E471 Yağ asitlerinin mono ve digliseritleri
(Emülgatör)

E471, hayvansal yağ asitlerinden oluşmuşsa, kullanılmamalıdır.
Pastalar, Kekler, Çikolatalı ürünler, Margarinler, Kakao, Süt Tozu, Patates Püresi, Prinç ve Makarna
T
Kaynak: http://www.halal.de/HC_E-Nummern.htm



    “Etin helali olduğunu biliyorduk da, şimdi moleküllerin helallığı nereden çıktı” diyeceksiniz.
    Die Gaste’nin 4. sayısının başsayfasında  "Etnik reklamcığa hoş geldiniz" başlığı altında şunlar yazılmıştı:
        "... (Bu etnik reklamcılığın oluşmasındaki en büyük etmen firmaların, müşteri kazanmak istemesidir)... Diğer bir konu ise, ekonomik krizin derinleşmesiyle müşterilere olan rekabetin artması sonucu bu etnik reklamcılığın ne kadar etnikleştirileceği ve derinleştirileceğidir. Bu da paralel toplumların içinde yeni bir paralel toplumların yeşermesi potansiyelini birlikte getirecektir.” (Die Gaste, Sayı: 4 / Kasım-Aralık 2008)
    Ve sonunda 2009 finans krizinin getirmiş olduğu iflaslar, işsizlik, aşırı üretim, düşük ücret ve malların satılamaması, rekabeti artırarak pazarlara olan ihtiyacı daha da artırmıştır. Yeni pazarların olmayışı(bulunmaması), bazı rant kesimlerini yeni pazarlama yöntemleri aramaya yöneltmiştir. Buldukları bu yeni pazarlama yöntemleri ise “helalcilik” bazında sertifikalama sistemi olmuştur. Amaç şöyle ifade edilmektedir:
        “EHZ’in Helal Sertifikalama Sisteminden istifade eden et ve gıda maddeleri imalathaneleri ve mezbahaneleri, bu sertifikalama sistemiyle helal standartlarına uygun helal gıda maddeleri üretebilecekler ve bu standardı kazanan işletmeler pazar paylarını arttırabileceklerdir.” (EHZ, Avrupa Helal Sertifika Enstitüsü)

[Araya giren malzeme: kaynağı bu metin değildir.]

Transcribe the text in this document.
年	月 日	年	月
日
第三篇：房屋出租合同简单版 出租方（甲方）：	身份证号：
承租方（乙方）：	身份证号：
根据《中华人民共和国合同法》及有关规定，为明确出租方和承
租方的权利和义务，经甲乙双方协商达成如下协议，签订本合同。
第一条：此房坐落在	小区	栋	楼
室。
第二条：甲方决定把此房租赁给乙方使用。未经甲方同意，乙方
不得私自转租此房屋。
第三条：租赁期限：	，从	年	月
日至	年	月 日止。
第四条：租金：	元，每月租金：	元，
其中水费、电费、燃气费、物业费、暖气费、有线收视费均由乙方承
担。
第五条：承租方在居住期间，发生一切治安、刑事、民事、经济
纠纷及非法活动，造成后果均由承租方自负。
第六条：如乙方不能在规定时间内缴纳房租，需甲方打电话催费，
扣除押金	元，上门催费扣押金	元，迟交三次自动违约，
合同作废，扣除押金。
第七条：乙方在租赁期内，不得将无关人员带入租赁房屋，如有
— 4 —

        “İsrail’in ‘koşer’ adıyla uyguladığı helal sertifikasıyla İslam dünyası 2004’te tanıştı. Müslüman ülkelerin yanı sıra Müslüman nüfusa sahip Avrupa ülkeleri Almanya, Fransa, Belçika hatta Vietnam bile ‘helal’ sertifikası veriyor.” (Zaman, 25.02.2008) .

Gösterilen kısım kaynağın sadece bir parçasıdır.